Aggregation of all the node features is complete.Now we can update the node embeddings: $$\hat{\mathbf{x_i}} = \sum_{j \in N(i)} a_{ij} \mathbf{x_j}$$

For this project we need to do graph level predictions, so we need to compile features from all nodes so that we can feed that output to a neural network. Here I am using a simple global add pooling to concatenate all features.Other intelligent pooling methods might give better results. As mentioned in the paper, I am first calculating the prediction using the primary adjacency matrix . The output of this is x1. Then calculate using secondary adjacency matrix. The output of this is x2.The final output for a node feature is just simply x2 - x1. The aim is to let our model learn the differences between the individual structures and the combined complex structure.

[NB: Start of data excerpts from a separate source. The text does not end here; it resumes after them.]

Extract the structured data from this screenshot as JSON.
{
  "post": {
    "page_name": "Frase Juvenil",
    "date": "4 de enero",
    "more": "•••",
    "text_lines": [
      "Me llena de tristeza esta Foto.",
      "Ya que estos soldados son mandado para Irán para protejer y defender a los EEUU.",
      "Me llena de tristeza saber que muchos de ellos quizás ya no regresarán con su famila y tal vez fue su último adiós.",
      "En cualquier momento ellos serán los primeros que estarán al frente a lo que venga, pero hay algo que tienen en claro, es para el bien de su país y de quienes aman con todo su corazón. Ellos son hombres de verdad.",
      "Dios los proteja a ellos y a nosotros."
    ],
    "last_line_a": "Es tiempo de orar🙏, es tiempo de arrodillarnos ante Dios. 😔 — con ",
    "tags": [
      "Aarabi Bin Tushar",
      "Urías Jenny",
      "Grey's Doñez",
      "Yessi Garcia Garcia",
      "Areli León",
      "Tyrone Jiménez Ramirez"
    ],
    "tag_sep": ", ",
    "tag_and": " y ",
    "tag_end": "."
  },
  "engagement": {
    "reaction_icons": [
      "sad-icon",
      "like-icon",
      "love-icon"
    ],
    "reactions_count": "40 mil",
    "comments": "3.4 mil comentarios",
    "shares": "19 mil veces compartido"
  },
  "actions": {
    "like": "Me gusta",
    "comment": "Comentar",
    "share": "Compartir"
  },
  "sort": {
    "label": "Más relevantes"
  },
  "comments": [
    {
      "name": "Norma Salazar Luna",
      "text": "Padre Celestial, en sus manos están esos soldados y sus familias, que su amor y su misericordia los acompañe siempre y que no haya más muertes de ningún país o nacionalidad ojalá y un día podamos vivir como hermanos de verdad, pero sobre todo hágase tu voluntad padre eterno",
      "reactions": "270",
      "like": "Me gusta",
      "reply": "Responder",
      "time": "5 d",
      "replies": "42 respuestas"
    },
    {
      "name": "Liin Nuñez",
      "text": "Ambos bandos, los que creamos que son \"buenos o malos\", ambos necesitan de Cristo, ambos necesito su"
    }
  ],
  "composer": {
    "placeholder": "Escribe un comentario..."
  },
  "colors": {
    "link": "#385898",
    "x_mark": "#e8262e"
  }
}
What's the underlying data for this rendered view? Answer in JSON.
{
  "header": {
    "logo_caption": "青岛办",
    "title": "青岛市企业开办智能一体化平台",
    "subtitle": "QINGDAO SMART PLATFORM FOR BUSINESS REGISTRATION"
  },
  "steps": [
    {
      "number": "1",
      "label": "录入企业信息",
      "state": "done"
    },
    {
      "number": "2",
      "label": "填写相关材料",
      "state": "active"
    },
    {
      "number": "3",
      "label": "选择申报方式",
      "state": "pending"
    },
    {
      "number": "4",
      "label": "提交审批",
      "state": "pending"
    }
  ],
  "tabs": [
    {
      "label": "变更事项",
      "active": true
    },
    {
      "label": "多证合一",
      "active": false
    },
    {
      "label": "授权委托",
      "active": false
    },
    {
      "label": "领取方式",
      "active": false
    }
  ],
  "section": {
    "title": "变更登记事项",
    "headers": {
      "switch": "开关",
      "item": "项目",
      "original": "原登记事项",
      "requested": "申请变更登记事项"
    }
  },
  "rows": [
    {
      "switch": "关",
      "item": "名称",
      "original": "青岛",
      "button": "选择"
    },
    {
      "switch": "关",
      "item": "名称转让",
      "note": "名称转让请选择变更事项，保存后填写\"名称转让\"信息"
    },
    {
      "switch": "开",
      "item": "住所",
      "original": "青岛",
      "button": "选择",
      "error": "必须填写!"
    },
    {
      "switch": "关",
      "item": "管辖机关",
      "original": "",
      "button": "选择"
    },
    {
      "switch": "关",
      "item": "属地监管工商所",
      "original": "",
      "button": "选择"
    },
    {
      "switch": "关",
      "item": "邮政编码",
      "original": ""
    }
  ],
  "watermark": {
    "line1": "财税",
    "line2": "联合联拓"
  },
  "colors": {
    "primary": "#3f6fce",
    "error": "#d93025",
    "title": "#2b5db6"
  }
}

Link for source code : Source

Dataset visualization results :

i) Random protein sample structure :

ii) Protein binding pocket structure :

iii) Random Ligand sample structure :

iv) Different types of atoms in a random ligand sample :

v) Atom type wise charge distribution in the ligand sample

Model results

Results on training data

Results on test data

Confusion matrix for binary classification of complexes

Future works :

There is lot I want to do for this project :

1. I want to launch a webapp that can be used to predict binding affinity for any protein-ligand pair
2. I want to expand this repo to other protein-ligand datasets like KIBA,DAVIS and DUD-E.
3. One of the main problems here is the fact that the binding affinity is calculated under fixed circumstances. In the PDBBIND dataset, binding affinity is calculated under normal conditions (Solvent=Water, T=293 K, P=101.3 kPa, pH=7.4). But affinity is heavily dependent on the solvent, pH, temperature, dissolved salts, etc. So in order to use this model commercially, it is important to integrate such parameters in the model too. So I plan to look into this problem too.